Но самой реальной опасностью внезапной смерти пахнуло от моих разгневанных соотечественников. Наиболее кровожадные газеты публиковали без комментариев письма от тех, кто требовал возить меня от побережья к побережью в железной клетке; от героев, вызывавшихся участвовать в моем расстреле, будто страна испытывала дефицит людей, умевших владеть огнестрельным оружием; от тех, кто не собирались палец о палец ударить сами, но достаточно глубоко верили в американскую цивилизацию, чтобы знать: найдутся другие, помоложе и посильнее, которые разберутся, как тут быть.
Тут-то патриоты не ошиблись. Вряд ли когда-либо существовало общество, в котором не сыскалось бы сильных и молодых людей, жаждущих вкусить убийства, коль скоро ничем особо страшным за него не накажут.
По сообщениям газет и радио, ведомые праведным гневом граждане уже отомстили мне, чем могли, вломившись в мою крысиную мансарду, перебив стекла и распотрошив пожитки, унеся, что можно, с собой.
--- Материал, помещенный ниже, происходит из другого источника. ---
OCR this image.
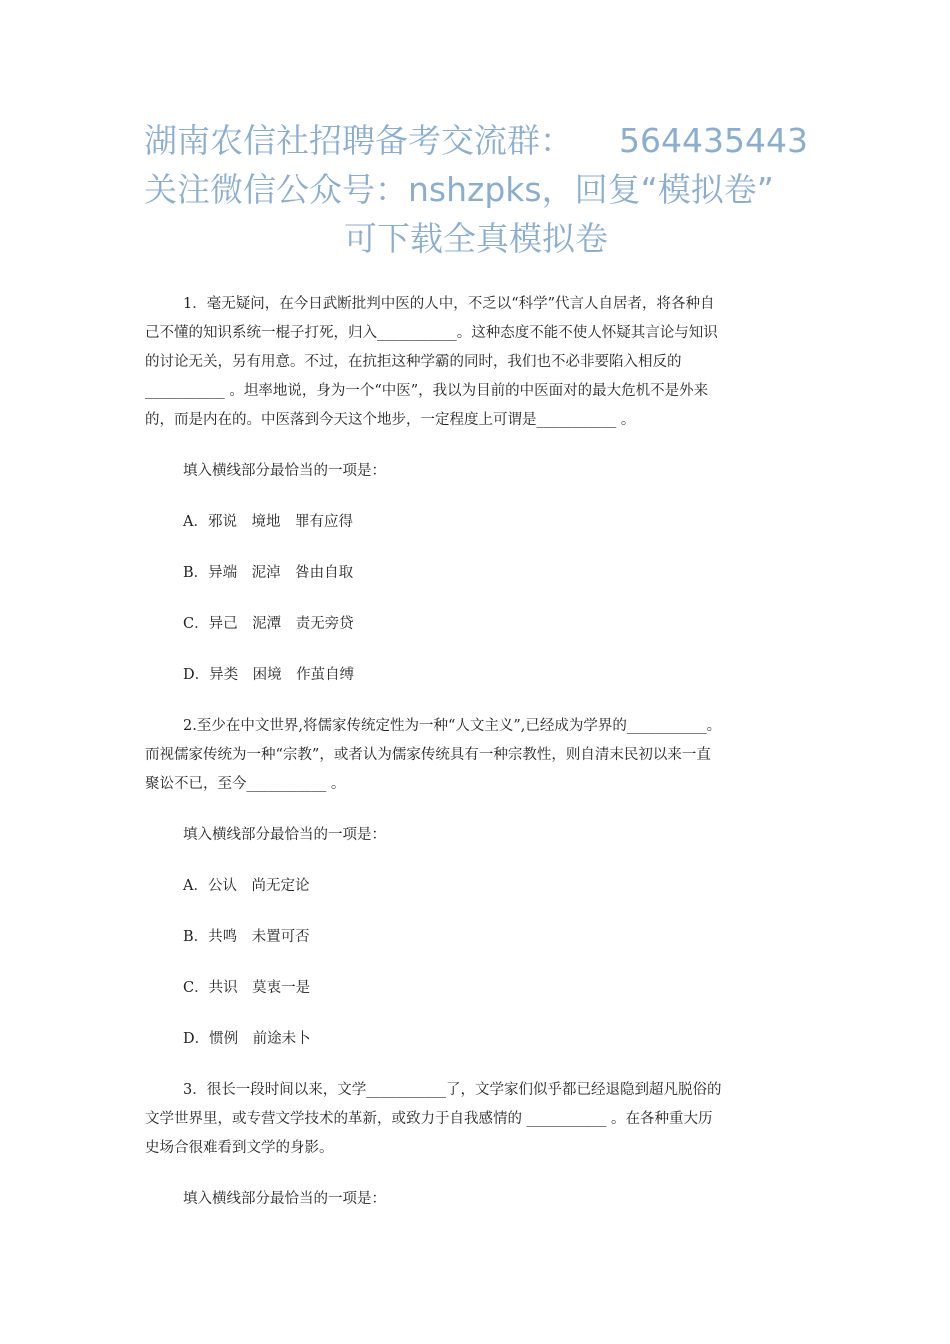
湖南农信社招聘备考交流群： 564435443
关注微信公众号：nshzpks，回复“模拟卷”
可下载全真模拟卷

1．毫无疑问，在今日武断批判中医的人中，不乏以“科学”代言人自居者，将各种自
己不懂的知识系统一棍子打死，归入___________。这种态度不能不使人怀疑其言论与知识
的讨论无关，另有用意。不过，在抗拒这种学霸的同时，我们也不必非要陷入相反的
___________ 。坦率地说，身为一个“中医”，我以为目前的中医面对的最大危机不是外来
的，而是内在的。中医落到今天这个地步，一定程度上可谓是___________ 。

填入横线部分最恰当的一项是：

A．邪说　境地　罪有应得

B．异端　泥淖　咎由自取

C．异己　泥潭　责无旁贷

D．异类　困境　作茧自缚

2.至少在中文世界,将儒家传统定性为一种“人文主义”,已经成为学界的___________。
而视儒家传统为一种“宗教”，或者认为儒家传统具有一种宗教性，则自清末民初以来一直
聚讼不已，至今___________ 。

填入横线部分最恰当的一项是：

A．公认　尚无定论

B．共鸣　未置可否

C．共识　莫衷一是

D．惯例　前途未卜

3．很长一段时间以来，文学___________了，文学家们似乎都已经退隐到超凡脱俗的
文学世界里，或专营文学技术的革新，或致力于自我感情的 ___________ 。在各种重大历
史场合很难看到文学的身影。

填入横线部分最恰当的一项是：
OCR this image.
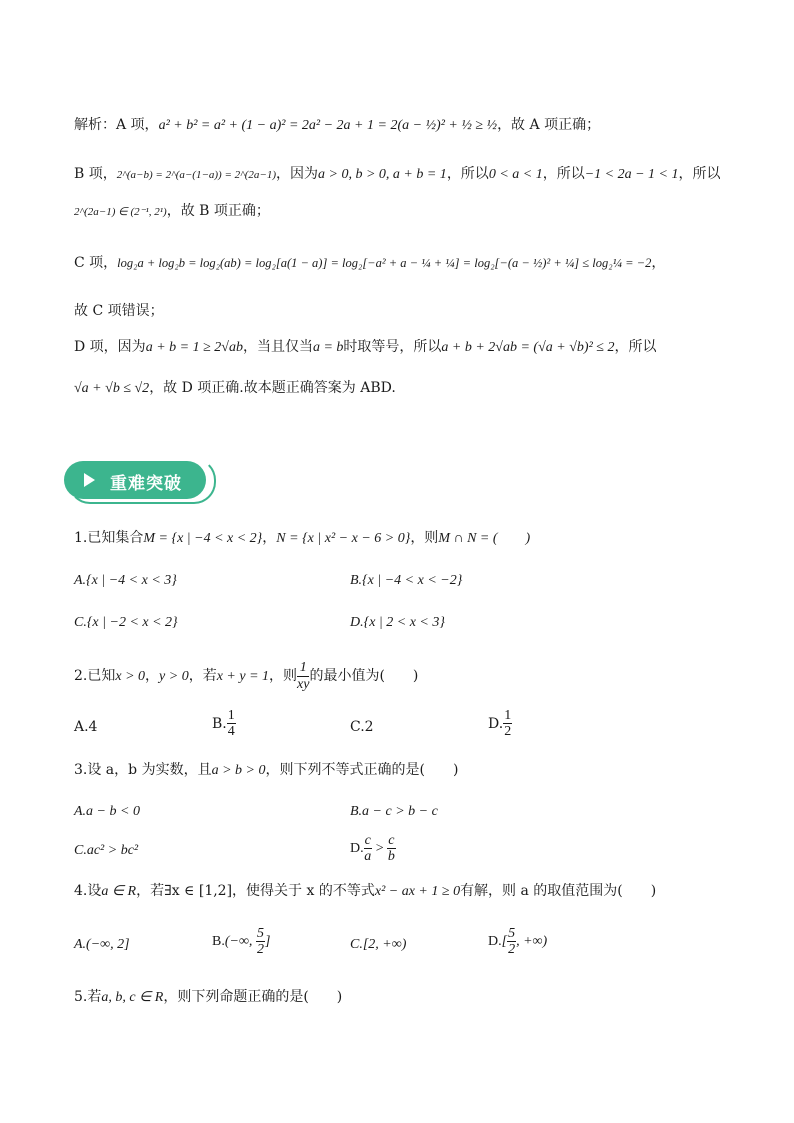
解析：A 项，a² + b² = a² + (1 − a)² = 2a² − 2a + 1 = 2(a − ½)² + ½ ≥ ½，故 A 项正确；
B 项，2^(a−b) = 2^(a−(1−a)) = 2^(2a−1)，因为a > 0, b > 0, a + b = 1，所以0 < a < 1，所以−1 < 2a − 1 < 1，所以
2^(2a−1) ∈ (2⁻¹, 2¹)，故 B 项正确；
C 项，log₂a + log₂b = log₂(ab) = log₂[a(1 − a)] = log₂[−a² + a − ¼ + ¼] = log₂[−(a − ½)² + ¼] ≤ log₂¼ = −2，
故 C 项错误；
D 项，因为a + b = 1 ≥ 2√ab，当且仅当a = b时取等号，所以a + b + 2√ab = (√a + √b)² ≤ 2，所以
√a + √b ≤ √2，故 D 项正确.故本题正确答案为 ABD.
重难突破
1.已知集合M = {x | −4 < x < 2}，N = {x | x² − x − 6 > 0}，则M ∩ N = (　　)
A.{x | −4 < x < 3}	B.{x | −4 < x < −2}
C.{x | −2 < x < 2}	D.{x | 2 < x < 3}
2.已知x > 0，y > 0，若x + y = 1，则 $\frac{1}{xy}$ 的最小值为(　　)
A.4	B. $\frac{1}{4}$	C.2	D. $\frac{1}{2}$
3.设 a，b 为实数，且a > b > 0，则下列不等式正确的是(　　)
A.a − b < 0	B.a − c > b − c
C.ac² > bc²	D. $\frac{c}{a} > \frac{c}{b}$
4.设a ∈ R，若∃x ∈ [1,2]，使得关于 x 的不等式x² − ax + 1 ≥ 0有解，则 a 的取值范围为(　　)
A.(−∞, 2]	B.(−∞, $\frac{5}{2}$ ]	C.[2, +∞)	$D.[ \frac{5}{2}$ , +∞)
5.若a, b, c ∈ R，则下列命题正确的是(　　)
После чего ненавистный народу чердак денно и нощно держался полицией под охраной.
Передовица в «Нью-Йорк пост» отметила, что полиция вряд ли сумеет обеспечить меня требуемой защитой, столь многочисленны и столь полны вполне понятной жаждой убийства были мои враги. Да тут батальон морской пехоты требуется, беспомощно вздыхала «Пост», чтобы держать меня под охраной до конца дней моих.
«Нью-Йорк дейли ньюс» высказала мнение, что самое гнусное свое военное преступление я совершил, не покончив с собой, как джентльмен.
Гитлер, выходит, был джентльмен.
«Ньюс», кстати сказать, опубликовала и письмо Бернарда О’Хэа, того самого, кто арестовал меня в Германии и недавно прислал письмо мне с копиями во все концы.
«Я с этим типом хочу расправиться собственноручно, — писал О’Хэа. — Я заслужил, чтобы его отдали мне на единоличную расправу. Ведь это я поймал его в Германии. Знай я тогда, что он улизнет, тут же на месте шею б ему свернул. Если кто наткнется на Кэмпбелла раньше меня, пусть ему скажет, что Берни О’Хэа уже мчится из Бостона без пересадки».
Как отмечала «Нью-Йорк таймс», то, что приходится терпеть и даже защищать такую мразь, как я, является одним из необходимых условий функционирования истинно свободного общества — условий, приводящих в исступление, но неизбежных.